I tend to agree with some of what you've referred to, and after re-reading Hess' letter, think it's perhaps more equivocal than I first thought upon my initial reading. The last paragraph, as you note, is much more open to equivocation. In that last paragraph, Hess writes as follows:
"I understand USADA's assertion its jurisdiction can be anchored outside UCI's rules and the importation of those rules into USAC's governance. USAC does not intend the comments above to apply outside the scope of UCI's governance of doping as allocated by the WADA Code. USAC understands that several of the targets USADA has identified are not USA Cycling license holders, are outside USA Cycling's control, and it is not USAC's role to argue jurisdictional issues involving such parties.
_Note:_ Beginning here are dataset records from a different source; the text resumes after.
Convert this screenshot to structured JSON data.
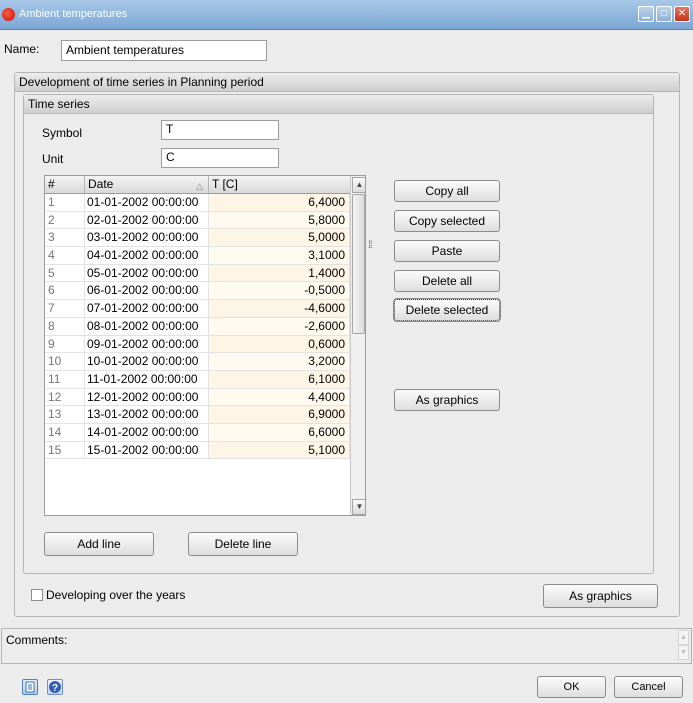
{
  "window": {
    "title": "Ambient temperatures",
    "min_glyph": "▁",
    "max_glyph": "□",
    "close_glyph": "✕"
  },
  "name": {
    "label": "Name:",
    "value": "Ambient temperatures"
  },
  "development_group": {
    "title": "Development of time series in Planning period"
  },
  "time_series_group": {
    "title": "Time series"
  },
  "symbol": {
    "label": "Symbol",
    "value": "T"
  },
  "unit": {
    "label": "Unit",
    "value": "C"
  },
  "table": {
    "columns": [
      "#",
      "Date",
      "T [C]"
    ],
    "sort_glyph": "△",
    "rows": [
      {
        "n": "1",
        "date": "01-01-2002 00:00:00",
        "value": "6,4000"
      },
      {
        "n": "2",
        "date": "02-01-2002 00:00:00",
        "value": "5,8000"
      },
      {
        "n": "3",
        "date": "03-01-2002 00:00:00",
        "value": "5,0000"
      },
      {
        "n": "4",
        "date": "04-01-2002 00:00:00",
        "value": "3,1000"
      },
      {
        "n": "5",
        "date": "05-01-2002 00:00:00",
        "value": "1,4000"
      },
      {
        "n": "6",
        "date": "06-01-2002 00:00:00",
        "value": "-0,5000"
      },
      {
        "n": "7",
        "date": "07-01-2002 00:00:00",
        "value": "-4,6000"
      },
      {
        "n": "8",
        "date": "08-01-2002 00:00:00",
        "value": "-2,6000"
      },
      {
        "n": "9",
        "date": "09-01-2002 00:00:00",
        "value": "0,6000"
      },
      {
        "n": "10",
        "date": "10-01-2002 00:00:00",
        "value": "3,2000"
      },
      {
        "n": "11",
        "date": "11-01-2002 00:00:00",
        "value": "6,1000"
      },
      {
        "n": "12",
        "date": "12-01-2002 00:00:00",
        "value": "4,4000"
      },
      {
        "n": "13",
        "date": "13-01-2002 00:00:00",
        "value": "6,9000"
      },
      {
        "n": "14",
        "date": "14-01-2002 00:00:00",
        "value": "6,6000"
      },
      {
        "n": "15",
        "date": "15-01-2002 00:00:00",
        "value": "5,1000"
      }
    ]
  },
  "side_buttons": {
    "copy_all": "Copy all",
    "copy_selected": "Copy selected",
    "paste": "Paste",
    "delete_all": "Delete all",
    "delete_selected": "Delete selected",
    "as_graphics": "As graphics"
  },
  "line_buttons": {
    "add_line": "Add line",
    "delete_line": "Delete line"
  },
  "developing_over_years": {
    "label": "Developing over the years",
    "checked": false
  },
  "as_graphics_outer": "As graphics",
  "comments": {
    "label": "Comments:"
  },
  "footer": {
    "ok": "OK",
    "cancel": "Cancel"
  },
  "icons": [
    "app-icon",
    "minimize-icon",
    "maximize-icon",
    "close-icon",
    "sort-ascending-icon",
    "scroll-up-icon",
    "scroll-down-icon",
    "grip-icon",
    "document-icon",
    "help-icon"
  ],
  "colors": {
    "titlebar": "#7ba7d4",
    "dialog_bg": "#ececec",
    "value_cell": "#fdf5e6",
    "help_icon": "#2f5fb8"
  }
}
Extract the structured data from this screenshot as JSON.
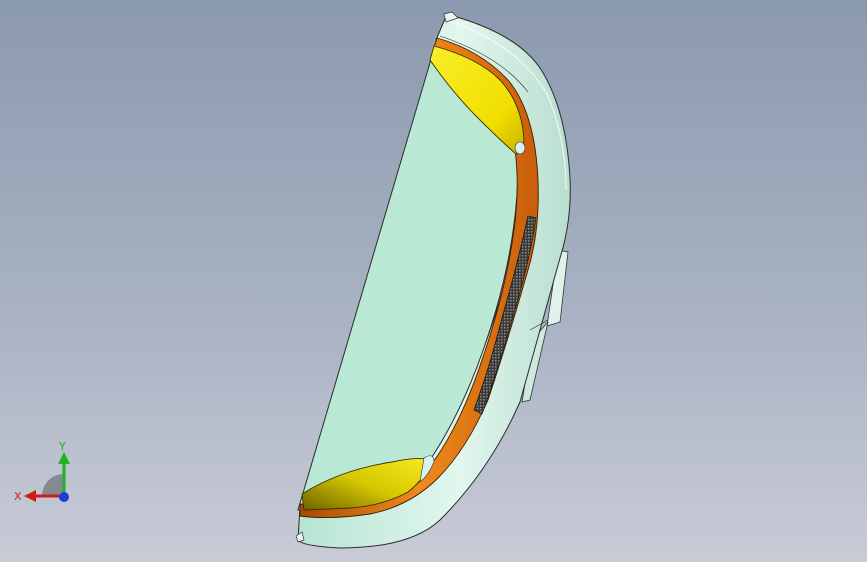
{
  "viewport": {
    "name": "3d-cad-viewport",
    "background_top": "#8b99ae",
    "background_bottom": "#c9cbd6"
  },
  "model": {
    "shell_color": "#c6ede0",
    "face_color": "#b9e8d4",
    "rim_orange": "#e37612",
    "cap_yellow": "#f4e800",
    "edge_color": "#2a2a2a"
  },
  "triad": {
    "x_label": "X",
    "y_label": "Y",
    "x_color": "#d21a1a",
    "y_color": "#1fb41f",
    "z_color": "#1a3fd2"
  }
}
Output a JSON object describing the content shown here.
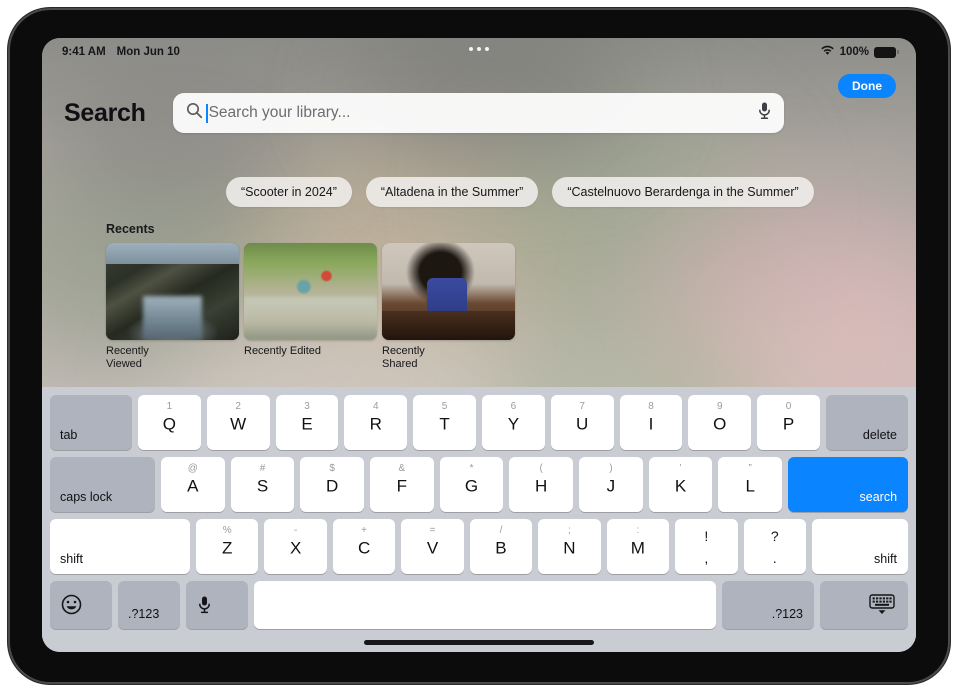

In addition,
USAC understands that there are substantial disagreements concerning whether USADA's charges involve test results over which UCI has jurisdiction, or involve violations that were discovered by USADA. USAC does not intend to express any opinion on thos arguments as USAC is not privy to any of the information on which a reasonable determination could be made, nor do any of the applicable rules even give USAC a role in adjudicating the jurisdictional issues at hand."
The last two sentences above seem to suggest that despite the seeming support for UCI's and Armstrong's position in the third paragraph at page 1 of Hess' letter (which relates to international cycling doping controls), UCAC is just not going to get behind UCI or USADA, one way or the other, when it comes to non-analytical enforcement proceedings. Indeed, the statement that USAC has no "role in adjudicating" the jurisdictional issue, while pretty much self-evident, also would seem to support USADA's position more so than it does Armstrong's in the final analysis.
Again, this is going to be a very interesting decision by Judge Sparks, no matter how it turns out.